Раньше, когда герцогу случалось пересекать Ла-Манш, он гостил у кого-нибудь из своих знатных приятелей. Посещал званые вечера, балы и первоклассные, самые дорогие увеселительные заведения.
Импрессионисты же устраивали свои нескончаемые диспуты в дешевых кафе, выпивая при этом изрядное количество абсента и негодуя, что общество не желает признавать их творчество. Но герцог чувствовал близость с самыми значительными художниками из тех, с кем познакомил его Клод Моне.
Он с нетерпением ждал того момента, когда сможет отложить в сторону свои серьезные и, несомненно, весьма значительные обязанности и отправиться во Францию, где снова станет обыкновенным художником, который вместе со своими собратьями по творчеству борется за признание и успех. Ждал с нетерпением, подобным тому, которое испытывает путник в пустыне в ожидании появления благодатного оазиса на горизонте.
Но теперь, сидя в удобном экипаже, он поглядывал на Симонетту, размышляя про себя, стоило ли ему брать с собой дочь. Не было ли подобное безрассудство непоправимой глупостью с его стороны?

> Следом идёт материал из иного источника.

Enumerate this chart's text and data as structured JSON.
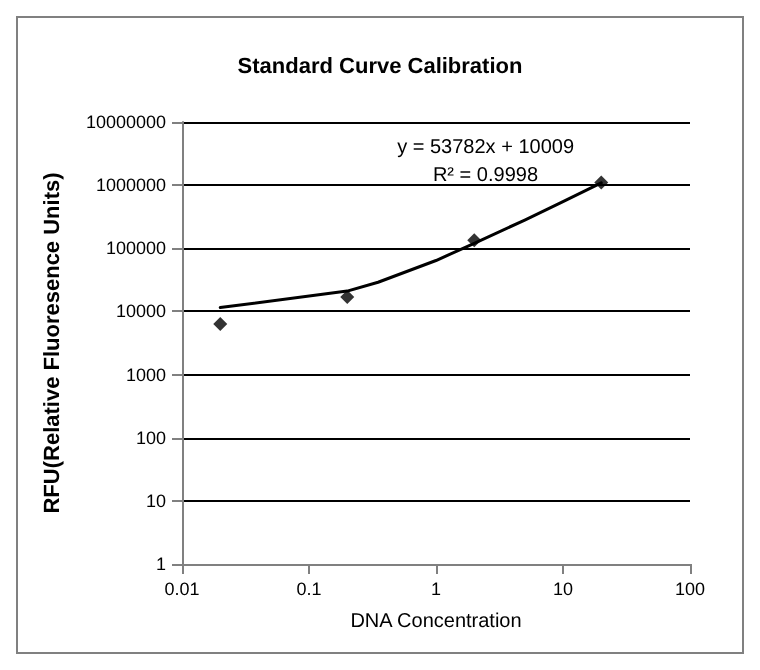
{
  "chart_data": {
    "type": "scatter",
    "title": "Standard Curve Calibration",
    "xlabel": "DNA Concentration",
    "ylabel": "RFU(Relative Fluoresence Units)",
    "x": [
      0.02,
      0.2,
      2,
      20
    ],
    "series": [
      {
        "color": "#000000",
        "values": [
          6300,
          17000,
          134000,
          1100000
        ]
      },
      {
        "type": "line",
        "color": "#000000",
        "x": [
          0.02,
          0.2,
          0.35,
          1,
          2,
          5,
          10,
          20
        ],
        "values": [
          11500,
          21000,
          29000,
          64000,
          120000,
          280000,
          550000,
          1090000
        ],
        "marker": "none"
      }
    ],
    "annotations": [
      "y = 53782x + 10009",
      "R² = 0.9998"
    ],
    "log": "xy",
    "xlim": [
      0.01,
      100
    ],
    "ylim": [
      1,
      10000000
    ],
    "xticks": [
      0.01,
      0.1,
      1,
      10,
      100
    ],
    "yticks": [
      1,
      10,
      100,
      1000,
      10000,
      100000,
      1000000,
      10000000
    ],
    "grid": "y",
    "marker": "diamond",
    "line_style": "solid"
  }
}
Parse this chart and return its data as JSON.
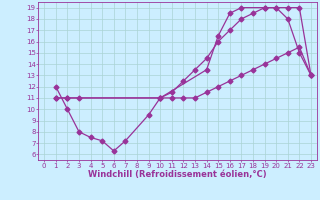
{
  "xlabel": "Windchill (Refroidissement éolien,°C)",
  "xlim": [
    -0.5,
    23.5
  ],
  "ylim": [
    5.5,
    19.5
  ],
  "xticks": [
    0,
    1,
    2,
    3,
    4,
    5,
    6,
    7,
    8,
    9,
    10,
    11,
    12,
    13,
    14,
    15,
    16,
    17,
    18,
    19,
    20,
    21,
    22,
    23
  ],
  "yticks": [
    6,
    7,
    8,
    9,
    10,
    11,
    12,
    13,
    14,
    15,
    16,
    17,
    18,
    19
  ],
  "bg_color": "#cceeff",
  "line_color": "#993399",
  "grid_color": "#aad4d4",
  "line1_x": [
    1,
    2,
    3,
    4,
    5,
    6,
    7,
    9,
    10,
    14,
    15,
    16,
    17,
    19,
    20,
    21,
    22,
    23
  ],
  "line1_y": [
    12,
    10,
    8,
    7.5,
    7.2,
    6.3,
    7.2,
    9.5,
    11,
    13.5,
    16.5,
    18.5,
    19.0,
    19.0,
    19.0,
    18.0,
    15.0,
    13.0
  ],
  "line2_x": [
    1,
    2,
    3,
    10,
    11,
    12,
    13,
    14,
    15,
    16,
    17,
    18,
    19,
    20,
    21,
    22,
    23
  ],
  "line2_y": [
    11,
    11,
    11,
    11.0,
    11.5,
    12.5,
    13.5,
    14.5,
    16.0,
    17.0,
    18.0,
    18.5,
    19.0,
    19.0,
    19.0,
    19.0,
    13.0
  ],
  "line3_x": [
    1,
    2,
    10,
    11,
    12,
    13,
    14,
    15,
    16,
    17,
    18,
    19,
    20,
    21,
    22,
    23
  ],
  "line3_y": [
    11,
    11,
    11.0,
    11.0,
    11.0,
    11.0,
    11.5,
    12.0,
    12.5,
    13.0,
    13.5,
    14.0,
    14.5,
    15.0,
    15.5,
    13.0
  ],
  "marker": "D",
  "marker_size": 2.5,
  "linewidth": 0.9,
  "tick_fontsize": 5.0,
  "xlabel_fontsize": 6.0
}
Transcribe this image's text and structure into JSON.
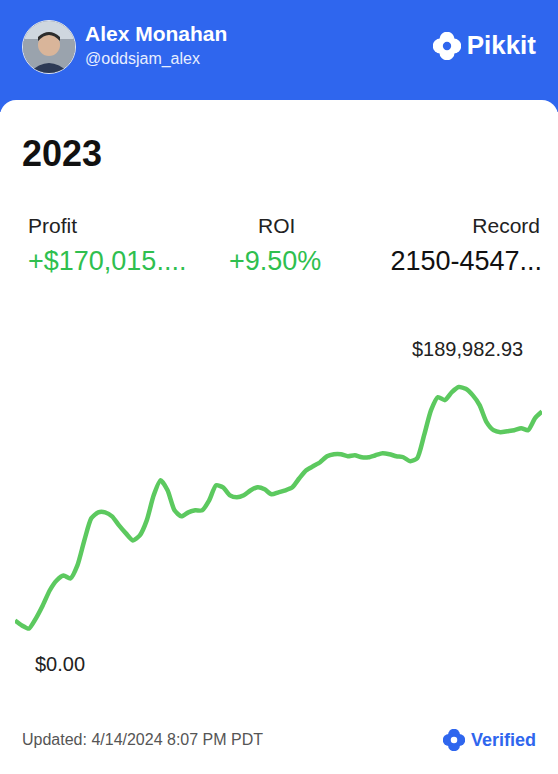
{
  "header": {
    "name": "Alex Monahan",
    "handle": "@oddsjam_alex",
    "brand": "Pikkit"
  },
  "title": "2023",
  "stats": [
    {
      "label": "Profit",
      "value": "+$170,015...."
    },
    {
      "label": "ROI",
      "value": "+9.50%"
    },
    {
      "label": "Record",
      "value": "2150-4547..."
    }
  ],
  "chart_data": {
    "type": "line",
    "values": [
      0,
      -4075,
      -6520,
      1630,
      12225,
      24450,
      32600,
      36675,
      34230,
      44825,
      65200,
      83130,
      88020,
      88020,
      84760,
      77425,
      70905,
      65200,
      69275,
      81500,
      101875,
      114100,
      105950,
      89650,
      84760,
      88020,
      89650,
      89650,
      97800,
      110025,
      108395,
      101875,
      100245,
      101875,
      105950,
      108395,
      106765,
      102690,
      104320,
      105950,
      108395,
      115730,
      122250,
      125510,
      128770,
      133660,
      135290,
      135290,
      133660,
      134475,
      132845,
      132845,
      134475,
      136105,
      135290,
      133660,
      132845,
      129585,
      132030,
      150775,
      171150,
      181745,
      179300,
      185820,
      189982.93,
      188500,
      183375,
      175225,
      161370,
      154850,
      153220,
      154035,
      154850,
      156480,
      154850,
      164630,
      170015
    ],
    "color": "#5cc95f",
    "ylim": [
      -63000,
      251000
    ],
    "yticks": [],
    "grid": false,
    "tick_labels": false,
    "line_style": "solid",
    "annotations": [
      {
        "text": "$189,982.93",
        "value": 189982.93
      },
      {
        "text": "$0.00",
        "value": 0
      }
    ]
  },
  "footer": {
    "updated": "Updated: 4/14/2024 8:07 PM PDT",
    "verified": "Verified"
  }
}
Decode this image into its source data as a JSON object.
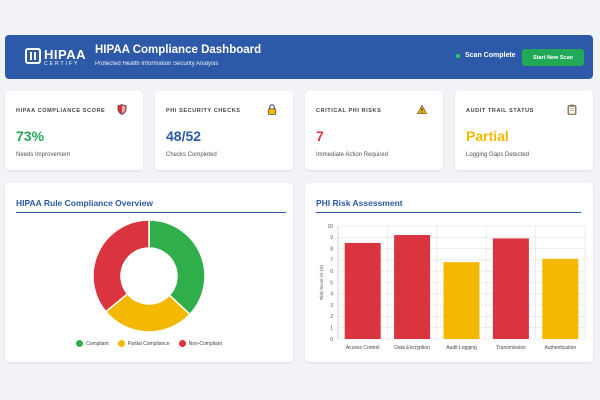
{
  "header": {
    "logo_text": "HIPAA",
    "logo_sub": "CERTIFY",
    "title": "HIPAA Compliance Dashboard",
    "subtitle": "Protected Health Information Security Analysis",
    "scan_status": "Scan Complete",
    "start_button": "Start New Scan"
  },
  "cards": [
    {
      "label": "HIPAA COMPLIANCE SCORE",
      "value": "73%",
      "desc": "Needs Improvement",
      "icon": "shield-icon",
      "color": "#22a958"
    },
    {
      "label": "PHI SECURITY CHECKS",
      "value": "48/52",
      "desc": "Checks Completed",
      "icon": "lock-icon",
      "color": "#2d5aa8"
    },
    {
      "label": "CRITICAL PHI RISKS",
      "value": "7",
      "desc": "Immediate Action Required",
      "icon": "warning-icon",
      "color": "#d9343f"
    },
    {
      "label": "AUDIT TRAIL STATUS",
      "value": "Partial",
      "desc": "Logging Gaps Detected",
      "icon": "clipboard-icon",
      "color": "#f5b800"
    }
  ],
  "donut": {
    "title": "HIPAA Rule Compliance Overview",
    "chart_data": {
      "type": "pie",
      "labels": [
        "Compliant",
        "Partial Compliance",
        "Non-Compliant"
      ],
      "values": [
        37,
        27,
        36
      ],
      "colors": [
        "#2fae4a",
        "#f5b800",
        "#d9343f"
      ]
    }
  },
  "bars": {
    "title": "PHI Risk Assessment",
    "chart_data": {
      "type": "bar",
      "categories": [
        "Access Control",
        "Data Encryption",
        "Audit Logging",
        "Transmission",
        "Authentication"
      ],
      "values": [
        8.5,
        9.2,
        6.8,
        8.9,
        7.1
      ],
      "colors": [
        "#d9343f",
        "#d9343f",
        "#f5b800",
        "#d9343f",
        "#f5b800"
      ],
      "ylabel": "Risk Score (0-10)",
      "yticks": [
        "0",
        "1",
        "2",
        "3",
        "4",
        "5",
        "6",
        "7",
        "8",
        "9",
        "10"
      ],
      "ylim": [
        0,
        10
      ]
    }
  }
}
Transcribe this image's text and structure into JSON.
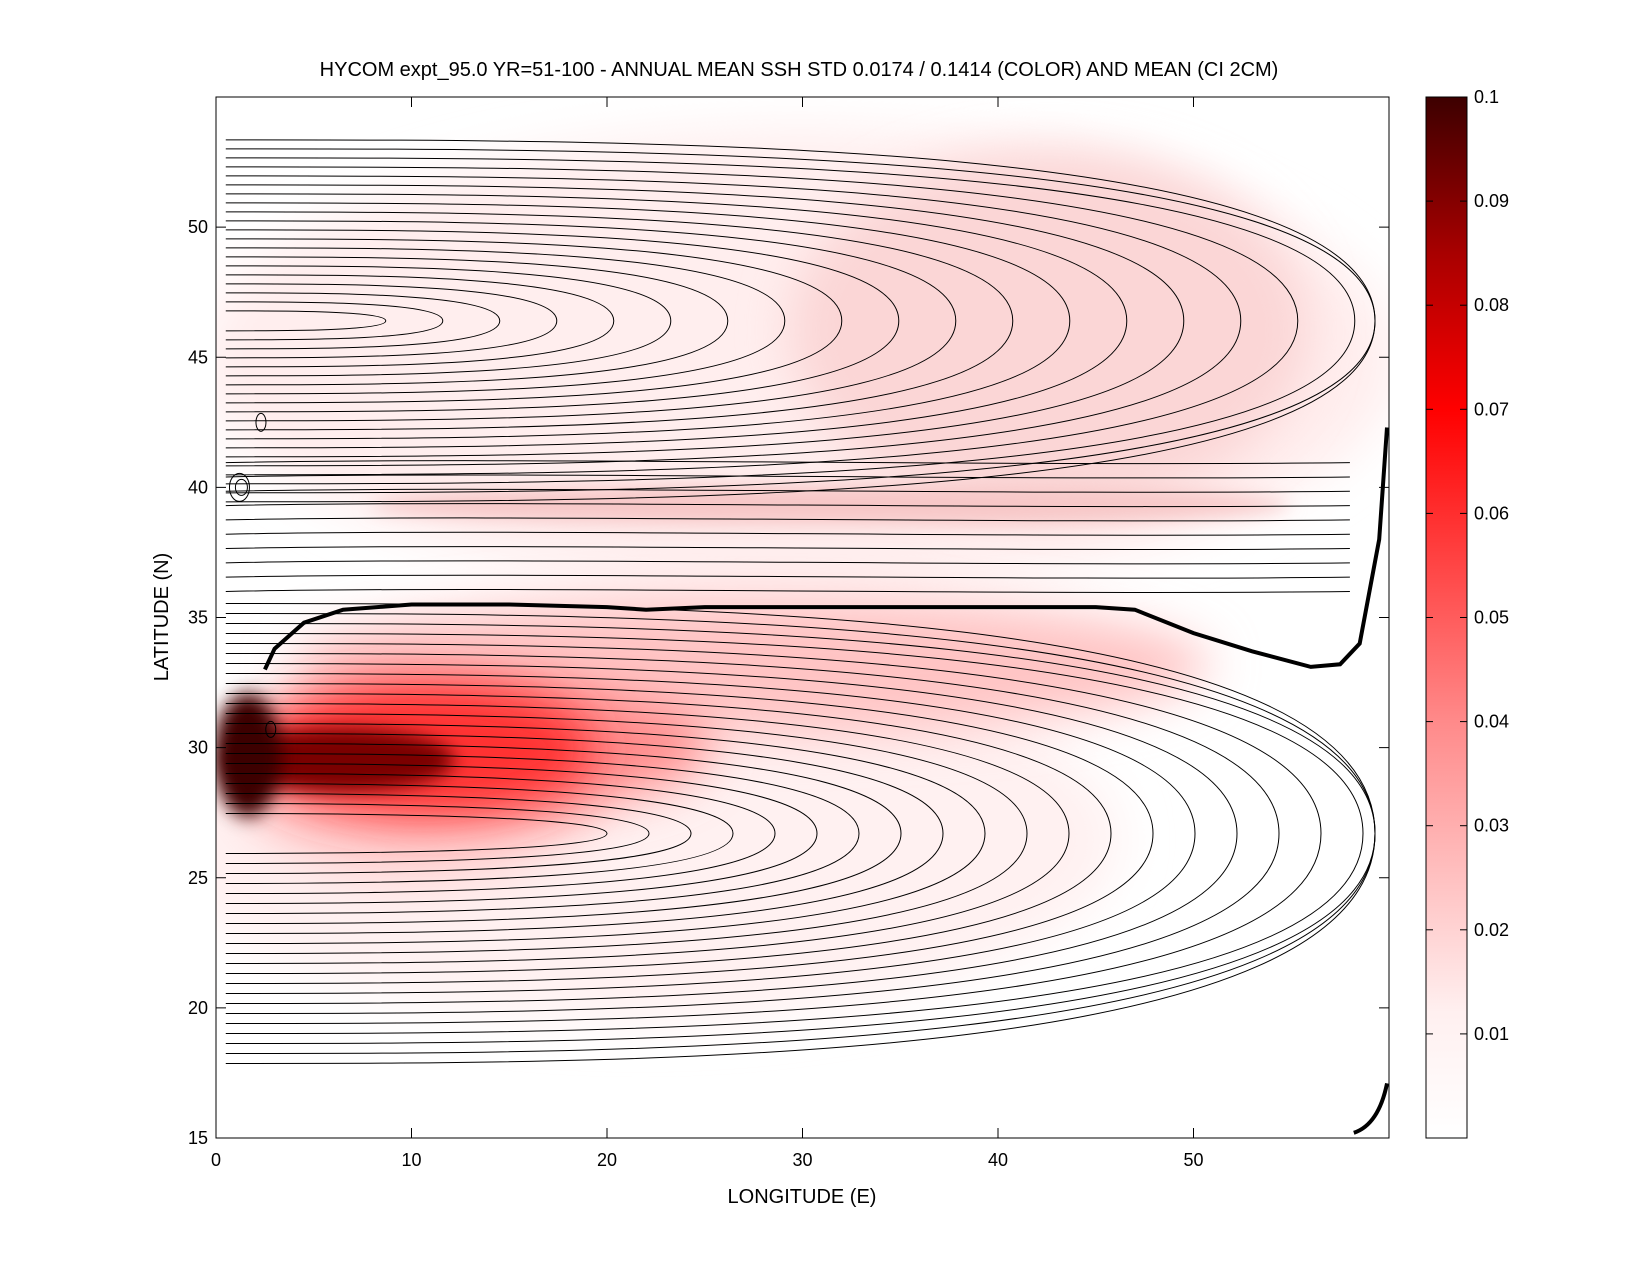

Конечно, ему не хотелось огорчать дочь, оставляя ее в одиночестве. Она только-только избавилась от опеки гувернанток, и у нее было слишком мало друзей, к которым она могла бы отправиться погостить, не договорившись об этом заранее. К тому же герцог вполне разделял ее мнение, что тетушка Луиза — не самое подходящее общество для девушки на время отсутствия отца.
Несомненно, у них была и другая родня, которая была бы рада принять Симонетту, но об этом тоже требовалось предварительно договориться.
А герцогу совсем не по душе было терять время на все эти скучные дела, поскольку домик в Провансе предоставлялся в его распоряжение лишь на время отсутствия владельца, одного из приятелей Моне. Этот человек занимался реализацией картин и размещением заказов, любил комфорт, и герцог не сомневался, что домик окажется хоть и небольшим, но весьма уютным, и это привлекало его гораздо больше, чем небольшая дешевая гостиница, где художники размещались по несколько человек в комнате. К тому же кое-кому из них еще наверняка пришлось бы помогать взбираться по лестнице после чрезмерных возлияний.
Эта сторона жизни его новых друзей слегка коробила и самого герцога, а уж знакомить с ней свою дочь у него не было никакого желания.
Он отправляется в Ле-Бо с серьезным намерением — рисовать. Но ему пришлось бы по душе, если бы он встретил там единомышленников, с которыми можно поговорить после заката солнца о том, что его интересовало.
Герцог пытался уверить себя, что вряд ли кто-нибудь догадается об их принадлежности к английскому светскому обществу. Ну а для Симонетты все это напоминало игру в шарады или подготовку к любительскому спектаклю в их небольшом домашнем театре, в котором им с отцом предстояло сыграть главные роли. Она неоднократно устраивала на Рождество представление для слуг и окрестных ребятишек.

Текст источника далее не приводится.